O que chama a atenção é o fato de que a origem de todo o zunzunzum, que já fez correr rios de tinta e suscitou várias pesquisas de opinião, não passa de uma história banal envolvendo a conduta de torcedor entusiasta que o príncipe de Orange demonstrou durante os Jogos Olímpicos de Atlanta.
Durante as duas semanas da Olimpíada, os holandeses viram um príncipe completamente diferente do rapaz tímido e recatado que conheciam de suas raras aparições na televisão nacional.
O futuro rei Guilherme 4º abandonou o recato exigido por sua condição para tornar-se um torcedor barulhento, bebedor de cerveja e festeiro, segundo algumas fontes, mas também em "hooligan coroado" e "príncipe do carnaval", de acordo com outras.
Cerveja e champanhe
Incentivado pela safra recorde de medalhas holandesas (19 ao todo, no melhor desempenho obtido pelo país desde 1928), o príncipe herdeiro mandou a discrição às favas para ser o primeiro a abraçar as jovens atletas premiadas, invadir os campos e quadras depois dos apitos finais e dançar no meio da massa -sempre com as mãos em volta de uma garrafa de champanhe ou um copo de cerveja.
Pior: sua futura alteza real deixou de lado também os ternos e gravatas para mostrar-se diante da plebe vestindo bermudas, boné e camiseta, deixando entrever sua barriga de amante da cerveja.
A reação da imprensa holandesa foi forte.

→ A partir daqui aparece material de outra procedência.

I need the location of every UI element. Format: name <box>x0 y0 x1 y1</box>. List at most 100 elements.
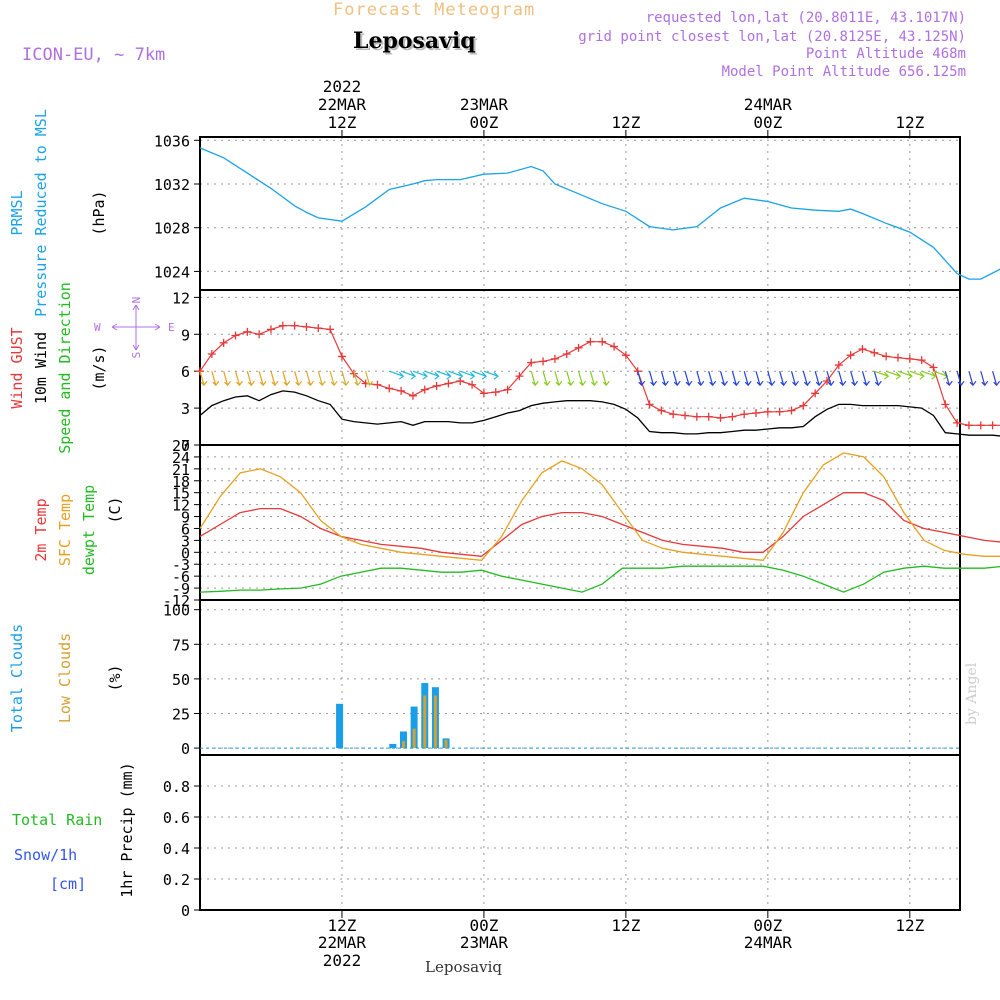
compass-e: E <box>168 321 175 334</box>
gust-marker <box>681 411 690 420</box>
gust-marker <box>692 412 701 421</box>
gust-marker <box>941 400 950 409</box>
y-tick-label: 0 <box>181 902 190 920</box>
y-tick-label: 0 <box>181 544 190 562</box>
gust-marker <box>598 337 607 346</box>
wind-direction-arrow <box>282 371 291 387</box>
wind-direction-arrow <box>460 370 476 380</box>
total-clouds-label: Total Clouds <box>8 624 26 732</box>
wind-direction-arrow <box>767 371 776 387</box>
gust-marker <box>811 389 820 398</box>
wind-direction-arrow <box>956 371 965 387</box>
gust-marker <box>219 338 228 347</box>
low-cloud-bar <box>433 695 437 749</box>
gust-marker <box>610 342 619 351</box>
y-tick-label: 15 <box>172 485 190 503</box>
wind-direction-arrow <box>861 371 870 387</box>
gust-marker <box>799 401 808 410</box>
wind-direction-arrow <box>790 371 799 387</box>
compass-w: W <box>94 321 101 334</box>
y-tick-label: 0.8 <box>163 778 190 796</box>
gust-marker <box>503 385 512 394</box>
temp-unit: (C) <box>106 496 124 523</box>
panel-frame-pressure <box>199 136 961 291</box>
wind-direction-arrow <box>648 371 658 387</box>
gust-marker <box>893 353 902 362</box>
x-tick-label: 12Z <box>328 916 357 935</box>
wind-gust-label: Wind GUST <box>8 327 26 408</box>
wind-direction-arrow <box>436 370 452 380</box>
x-tick-label: 00Z <box>469 916 498 935</box>
requested-coords: requested lon,lat (20.8011E, 43.1017N) <box>645 10 966 26</box>
x-day-label: 24MAR <box>744 933 793 952</box>
gust-marker <box>621 351 630 360</box>
dewpt-line <box>199 565 1000 593</box>
wind-direction-arrow <box>719 371 728 387</box>
panel-frame-precip <box>199 754 961 911</box>
y-tick-label: 18 <box>172 473 190 491</box>
y-tick-label: 12 <box>172 289 190 307</box>
model-altitude: Model Point Altitude 656.125m <box>721 64 966 80</box>
clouds-unit: (%) <box>106 664 124 691</box>
wind-direction-arrow <box>400 370 417 380</box>
gust-marker <box>846 351 855 360</box>
y-tick-label: 75 <box>172 636 190 654</box>
wind-direction-arrow <box>637 371 646 387</box>
gust-marker <box>255 330 264 339</box>
total-cloud-bar <box>336 703 344 749</box>
snow-unit-label: [cm] <box>50 875 86 893</box>
y-tick-label: -3 <box>172 556 190 574</box>
wind-direction-arrow <box>885 370 902 380</box>
wind-direction-arrow <box>672 371 681 387</box>
x-day-label: 24MAR <box>744 95 793 114</box>
pressure-line <box>199 147 1000 280</box>
gust-marker <box>527 358 536 367</box>
grid-point-coords: grid point closest lon,lat (20.8125E, 43… <box>578 29 966 45</box>
wind-direction-arrow <box>921 370 937 380</box>
y-tick-label: 0.6 <box>163 809 190 827</box>
low-cloud-bar <box>423 695 427 749</box>
wind-direction-arrow <box>909 370 925 380</box>
y-tick-label: 27 <box>172 437 190 455</box>
x-year-label: 2022 <box>323 951 362 970</box>
model-label: ICON-EU, ~ 7km <box>22 45 166 65</box>
y-tick-label: 0 <box>181 740 190 758</box>
wind-direction-arrow <box>258 371 267 387</box>
sfc-temp-line <box>199 452 1000 561</box>
wind-direction-arrow <box>234 371 243 387</box>
wind-10m-label: 10m Wind <box>32 332 50 404</box>
compass-s: S <box>130 352 143 359</box>
gust-marker <box>420 385 429 394</box>
y-tick-label: 12 <box>172 497 190 515</box>
y-tick-label: 1032 <box>154 176 190 194</box>
gust-marker <box>231 331 240 340</box>
precip-unit: 1hr Precip (mm) <box>118 762 136 897</box>
gust-marker <box>574 343 583 352</box>
gust-marker <box>752 409 761 418</box>
wind-direction-arrow <box>826 371 835 387</box>
wind-direction-arrow <box>838 371 847 387</box>
y-tick-label: 6 <box>181 520 190 538</box>
gust-marker <box>953 418 962 427</box>
gust-marker <box>763 407 772 416</box>
pressure-label-1: PRMSL <box>8 190 26 235</box>
wind-direction-arrow <box>968 371 977 387</box>
low-cloud-bar <box>412 728 416 749</box>
gust-marker <box>562 349 571 358</box>
y-tick-label: 0 <box>181 437 190 455</box>
y-tick-label: 100 <box>163 602 190 620</box>
wind-direction-arrow <box>317 371 326 387</box>
y-tick-label: 6 <box>181 363 190 381</box>
gust-marker <box>491 388 500 397</box>
panel-frame-wind <box>199 289 961 446</box>
gust-marker <box>290 321 299 330</box>
wind-direction-arrow <box>211 371 220 387</box>
total-rain-label: Total Rain <box>12 811 102 829</box>
wind-direction-arrow <box>589 371 598 387</box>
gust-marker <box>196 367 204 376</box>
gust-marker <box>740 410 749 419</box>
gust-marker <box>858 345 867 354</box>
gust-marker <box>207 349 216 358</box>
wind-direction-arrow <box>329 371 338 387</box>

Para o semanário de direita "Elsevier", a preferência do príncipe pelas bermudas constitui "um ato de dissolução" -da realeza, subentende-se.
Um dos cronistas mais conceituados da Holanda, J. H. Heldring, não hesitou em enxergar na conduta do jovem príncipe a desestabilização da Casa Real, que "deve manter uma certa distância das pessoas comuns", pois "quem não respeita a distância solapa a razão de ser da monarquia".
Heldring, aliás, também acusou Guilherme Alexandre de chafurdar na ideologia nacionalista, comemorando os sucessos esportivos da Holanda como o mais comum dos mortais, sendo que sua mãe havia recentemente citado as palavras de François Mitterrand segundo as quais "nacionalismo é guerra".
Apesar da reação unânime da imprensa, que fustigou o príncipe, chegando em alguns casos a apelidá-lo de "Guilherme, o idiota", a maioria da população se mostrou favorável ao príncipe torcedor.
Segundo várias sondagens, cerca de 80% dos holandeses se declararam entusiasmados com o comportamento de Guilherme Alexandre em Atlanta.
Desconfiança
Nada disso, entretanto, pode resolver um problema maior, anterior às Olimpíadas: as esferas políticas e a imprensa holandesa afirmam, há vários anos, temer que o príncipe não possua as qualidades necessárias para tornar-se rei da Holanda. "Ele é inteligente, mas não é um intelectual", dizia seu professor de história.
Ele próprio admitiu, em entrevista recente, que rebelou-se por muito tempo antes de aceitar a idéia de seu destino real inevitável.